Pourtant, la mort des inculpés est pour lui et pour le fascisme une tentative désespérée pour s'innocenter et menacer tout à la fois. Le 12 janvier, on peut encore lire dans la Stampa : « Salus Reipublicæ suprema lex », « Le salut de la République est la loi suprême ».

« La sentence de Vérone est la preuve que la République va jusqu'au bout. Que l'avertissement soit entendu par ceux qui en ont besoin et qu'il invite le pays tout entier à retrouver au plus tôt l'exacte conscience de ses propres devoirs et celle des droits supérieurs de la Patrie. »

L'avertissement est clair comme un ordre : que le citoyen se plie s'il ne veut pas subir le sort de Ciano.

Car si Ciano a été fusillé, tout est désormais possible.

L'exécution de Vérone est bien un alibi et une justification nécessaires.


4.

Dix jours après les exécutions de Vérone, le 22 janvier 1944 dans la matinée, de longues colonnes de camions allemands chargés de parachutistes casqués traversent Rome à toute allure, précédées de motocyclistes, leur mitraillette en bandoulière.

Ils foncent vers la mer, vers Anzio, à soixante kilomètres de Rome où, bénéficiant de la surprise la plus complète, les Anglo-Américains ont débarqué à 2 heures du matin.

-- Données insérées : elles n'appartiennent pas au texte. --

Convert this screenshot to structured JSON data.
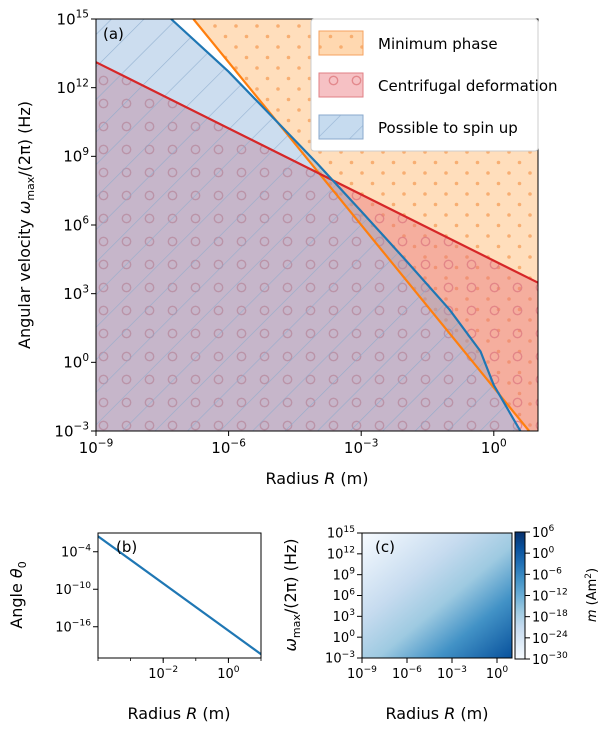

L'opération Shingle a réussi.


Quand, quelques heures plus tard, la nouvelle est connue, il semble aux Italiens et aux Romains d'abord que leur libération soit proche.

Déjà une animation inquiète gagne le Palazzo Wedekind, le quartier général du Parti fasciste protégé par des mitrailleuses en batterie et des autos blindées ; certains des chefs fascistes quittent la capitale pour l'Italie du Nord.